JGI Director Nigel Mouncey in his remarks stated that, “the trouble with acknowledging the vast list of accomplishments achieved by Ray over these 15 years, in service to JGI, Berkeley Lab, DOE, UC and the taxpayers is that there’s just so much he’s done for JGI and the Lab. Suffice it to say: I-G-B, and that’s a good start to the conversation. That edifice is a standing monument to his – and admittedly a lot of others’ – hard work and persistence.”

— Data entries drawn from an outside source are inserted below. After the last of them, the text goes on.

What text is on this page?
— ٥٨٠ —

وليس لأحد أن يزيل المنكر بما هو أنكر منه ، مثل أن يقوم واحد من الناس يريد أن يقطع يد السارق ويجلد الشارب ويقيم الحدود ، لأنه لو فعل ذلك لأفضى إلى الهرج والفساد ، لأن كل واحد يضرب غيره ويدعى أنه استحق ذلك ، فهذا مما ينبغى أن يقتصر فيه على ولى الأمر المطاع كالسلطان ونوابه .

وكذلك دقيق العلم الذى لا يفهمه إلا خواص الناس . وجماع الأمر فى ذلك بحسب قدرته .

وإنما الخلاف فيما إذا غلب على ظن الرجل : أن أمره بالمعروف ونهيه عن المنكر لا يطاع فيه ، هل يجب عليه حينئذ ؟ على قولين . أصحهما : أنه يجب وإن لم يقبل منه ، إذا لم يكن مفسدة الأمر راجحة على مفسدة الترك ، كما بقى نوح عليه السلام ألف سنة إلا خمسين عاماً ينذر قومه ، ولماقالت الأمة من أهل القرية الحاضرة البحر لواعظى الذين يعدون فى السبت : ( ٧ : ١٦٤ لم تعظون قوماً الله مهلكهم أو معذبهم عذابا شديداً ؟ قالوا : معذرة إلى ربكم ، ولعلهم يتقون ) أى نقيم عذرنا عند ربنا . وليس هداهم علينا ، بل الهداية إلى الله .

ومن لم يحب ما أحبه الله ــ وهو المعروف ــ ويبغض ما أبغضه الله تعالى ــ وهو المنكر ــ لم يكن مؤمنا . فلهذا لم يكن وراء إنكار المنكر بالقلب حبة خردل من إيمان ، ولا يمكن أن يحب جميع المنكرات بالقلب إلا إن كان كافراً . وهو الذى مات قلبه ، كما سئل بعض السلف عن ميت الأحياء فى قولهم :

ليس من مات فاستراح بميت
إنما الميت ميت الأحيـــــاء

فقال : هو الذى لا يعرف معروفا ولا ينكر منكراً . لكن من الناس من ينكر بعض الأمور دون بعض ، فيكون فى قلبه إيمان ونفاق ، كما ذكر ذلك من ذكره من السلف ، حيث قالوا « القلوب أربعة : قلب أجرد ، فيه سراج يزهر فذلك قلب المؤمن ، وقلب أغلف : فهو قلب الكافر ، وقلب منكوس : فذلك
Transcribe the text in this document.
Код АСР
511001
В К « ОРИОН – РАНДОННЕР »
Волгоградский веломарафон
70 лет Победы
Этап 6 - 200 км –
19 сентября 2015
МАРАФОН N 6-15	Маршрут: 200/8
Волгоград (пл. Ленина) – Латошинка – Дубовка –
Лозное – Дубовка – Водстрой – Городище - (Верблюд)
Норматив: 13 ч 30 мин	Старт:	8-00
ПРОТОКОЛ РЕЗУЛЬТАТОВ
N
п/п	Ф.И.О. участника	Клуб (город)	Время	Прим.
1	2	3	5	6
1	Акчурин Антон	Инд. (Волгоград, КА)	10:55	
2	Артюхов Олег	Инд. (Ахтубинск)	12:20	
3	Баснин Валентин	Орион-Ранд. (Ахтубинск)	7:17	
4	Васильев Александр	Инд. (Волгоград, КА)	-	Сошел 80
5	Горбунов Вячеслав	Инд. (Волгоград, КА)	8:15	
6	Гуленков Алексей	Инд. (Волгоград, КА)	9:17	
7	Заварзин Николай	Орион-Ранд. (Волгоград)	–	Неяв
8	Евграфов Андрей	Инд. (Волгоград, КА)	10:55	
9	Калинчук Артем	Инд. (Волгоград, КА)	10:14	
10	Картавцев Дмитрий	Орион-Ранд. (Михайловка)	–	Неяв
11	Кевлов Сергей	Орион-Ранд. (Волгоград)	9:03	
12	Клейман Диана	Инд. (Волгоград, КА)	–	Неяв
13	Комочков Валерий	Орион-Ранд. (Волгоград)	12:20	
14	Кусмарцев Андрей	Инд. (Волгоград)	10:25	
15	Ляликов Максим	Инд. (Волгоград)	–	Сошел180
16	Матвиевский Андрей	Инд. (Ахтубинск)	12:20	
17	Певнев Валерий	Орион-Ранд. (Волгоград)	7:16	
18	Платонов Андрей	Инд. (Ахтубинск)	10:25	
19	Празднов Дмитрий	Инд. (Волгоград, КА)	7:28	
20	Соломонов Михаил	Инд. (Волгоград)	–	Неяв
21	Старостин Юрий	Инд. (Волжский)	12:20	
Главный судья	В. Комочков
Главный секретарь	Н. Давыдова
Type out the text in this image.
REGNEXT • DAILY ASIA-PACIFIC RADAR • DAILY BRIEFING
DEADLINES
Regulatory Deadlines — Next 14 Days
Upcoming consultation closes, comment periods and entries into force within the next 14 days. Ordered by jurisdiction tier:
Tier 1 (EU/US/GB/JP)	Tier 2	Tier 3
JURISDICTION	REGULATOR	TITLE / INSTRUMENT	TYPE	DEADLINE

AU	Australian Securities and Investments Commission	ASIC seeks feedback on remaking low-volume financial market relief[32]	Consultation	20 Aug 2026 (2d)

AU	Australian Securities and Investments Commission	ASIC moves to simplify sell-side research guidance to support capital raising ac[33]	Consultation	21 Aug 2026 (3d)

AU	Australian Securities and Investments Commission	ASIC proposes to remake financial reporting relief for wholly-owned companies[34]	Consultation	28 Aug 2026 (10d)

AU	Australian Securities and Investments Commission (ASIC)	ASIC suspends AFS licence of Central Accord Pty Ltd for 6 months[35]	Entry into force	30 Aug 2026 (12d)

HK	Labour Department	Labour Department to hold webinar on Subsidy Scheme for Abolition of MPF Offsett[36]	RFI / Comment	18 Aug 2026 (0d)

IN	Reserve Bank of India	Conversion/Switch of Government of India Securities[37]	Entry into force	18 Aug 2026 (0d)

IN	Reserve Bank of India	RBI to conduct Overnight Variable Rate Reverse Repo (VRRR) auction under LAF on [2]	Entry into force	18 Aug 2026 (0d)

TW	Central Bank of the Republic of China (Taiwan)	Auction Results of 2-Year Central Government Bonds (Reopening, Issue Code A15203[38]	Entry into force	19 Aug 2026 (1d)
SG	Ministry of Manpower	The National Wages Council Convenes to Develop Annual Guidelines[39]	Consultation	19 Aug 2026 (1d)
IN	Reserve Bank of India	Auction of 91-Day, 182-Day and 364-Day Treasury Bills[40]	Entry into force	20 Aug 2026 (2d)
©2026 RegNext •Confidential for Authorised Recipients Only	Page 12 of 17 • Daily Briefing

Ray is succeeded at his Ops Deputy post by Nick Everson, the person Ray hired in 2007 to serve as JGI’s Business Manager. In 2012, Nick jumped the good ship JGI in favor of a step up as Ops Deputy for Berkeley Lab Material Sciences Division and then to Chief Operating Officer for the Joint BioEnergy Institute and Deputy for Operations Biological Systems & Engineering Division. “I feel so lucky that I get to have started my LBL career working for Ray as part of the JGI family, and now I get to come back and carry on and build upon the legacy of his leadership here,” Nick said. “I’m not sure that it’s going to be possible to fill these shoes. It’s going to be a tough one, but I’ll do my best. I know I owe a significant amount of my success to him.”
Biosciences Area Associate Laboratory Director Mary Maxon, among the contributors to the real-time chat during Ray’s All-Hands tribute wrote, “Thanks for all you’ve done for users around the world, DOE, Berkeley Lab, JGI, for your leadership, mentorship, and collaboration. And thanks in advance for what you will do as a rehired retiree in the future!”
In looking back at his JGI tenure, Ray said that he was pleasantly surprised to see how well the management skills he had learned during his Navy career and in private industry translated to working in operations at a science institute. “I have been extra blessed to work with such an awesome Ops Team over the years that have fun doing their job, but also take great pride in delivering the best service they can to their customers. I think they are the best in the business and will dearly miss seeing all of them on a daily basis.”
In retirement Ray hopes to spend quality time with friends and family, golfing, traveling a bit, and riding his Harley. He is rumored to soon be helping Berkeley Lab and Biosciences with BioEPIC, the building that is slated rise alongside the IGB.